Si le parcours de Léa Freiha est à des égards différents, leur ardeur commune l’a menée aussi aux cuisines des particuliers. Après avoir travaillé pendant 8 ans en tant que barmaid au Liban, elle entrevoit dans la cuisine une évidence. Avec, comme seuls bagages, une curiosité exacerbée et une force de caractère, Léa traverse la Méditerranée pour apprendre à Paris, où elle se voit confrontée à de nombreux obstacles. En frappant aux portes des écoles, elle réalise que leur accès est compliqué et mise alors sur la bonté d’un chef qui aura la patience de lui transmettre son savoir-faire. C’est ainsi que sa persévérance, illustrée par son tatouage en langue elfique «seuls les esprits inébranlables survivent», la mène dans les cuisines d’un restaurant levantin du 19ème arrondissement de Paris, tenu par une Libanaise. La jeune femme y apprend beaucoup et se voit propulser de commis à sous-chef. Avant son départ en France, elle avait déjà créé son propre catering «Léa’s kitchen» transformé en «La petite ratatouille» à son retour, il y a quelques mois. Grâce à l’initiative Achrafieh 2020, qui promeut les entrepreneurs libanais, elle parvint à constituer un carnet d’adresses pour proposer des services à domicile.

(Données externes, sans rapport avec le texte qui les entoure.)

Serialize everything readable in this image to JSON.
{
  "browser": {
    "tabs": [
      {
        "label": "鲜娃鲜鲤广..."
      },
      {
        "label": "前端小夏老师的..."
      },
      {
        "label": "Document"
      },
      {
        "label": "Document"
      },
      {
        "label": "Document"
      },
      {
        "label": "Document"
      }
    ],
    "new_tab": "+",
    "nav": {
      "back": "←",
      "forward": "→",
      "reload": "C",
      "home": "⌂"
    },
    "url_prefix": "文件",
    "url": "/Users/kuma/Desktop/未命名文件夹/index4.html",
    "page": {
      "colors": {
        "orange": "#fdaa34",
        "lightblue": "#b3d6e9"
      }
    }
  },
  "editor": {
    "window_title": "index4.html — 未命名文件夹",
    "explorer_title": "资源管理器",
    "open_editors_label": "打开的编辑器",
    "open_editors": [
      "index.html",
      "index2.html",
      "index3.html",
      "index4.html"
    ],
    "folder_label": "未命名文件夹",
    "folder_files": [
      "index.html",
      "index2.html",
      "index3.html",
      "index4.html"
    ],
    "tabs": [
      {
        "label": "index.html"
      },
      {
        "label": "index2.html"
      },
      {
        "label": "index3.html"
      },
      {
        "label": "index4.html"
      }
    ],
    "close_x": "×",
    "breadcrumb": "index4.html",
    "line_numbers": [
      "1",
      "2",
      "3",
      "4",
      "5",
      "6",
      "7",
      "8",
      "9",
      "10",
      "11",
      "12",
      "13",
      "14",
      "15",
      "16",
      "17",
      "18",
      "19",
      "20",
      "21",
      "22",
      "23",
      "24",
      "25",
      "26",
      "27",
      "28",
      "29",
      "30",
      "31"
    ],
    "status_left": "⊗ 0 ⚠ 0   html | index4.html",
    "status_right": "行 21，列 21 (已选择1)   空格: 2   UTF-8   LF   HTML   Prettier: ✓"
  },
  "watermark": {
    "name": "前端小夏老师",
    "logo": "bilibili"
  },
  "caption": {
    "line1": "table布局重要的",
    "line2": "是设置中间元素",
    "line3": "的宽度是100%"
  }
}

Comme une roue qui tourne, la petite cuisine de Léa Freiha rencontre un grand succès. Elle conçoit une carte franco-italienne avec une fusion libanaise pour de nombreux dîners mais aussi pour les repas quotidiens. En parallèle, elle a peaufiné son coup de fouet dans plusieurs établissements beyrouthins, comme celui du chef français Antoine Bonnet. Elle a aussi mis sa créativité au service d’une carte bistronomique pour L’Appartement à Sioufi et dorénavant, au profit du restaurant Hus à Mar Mikhael. Si elle envisage son avenir dans de grandes cuisines, «La petite ratatouille» existera toujours, son «petit bébé», comme elle se plaît à la nommer.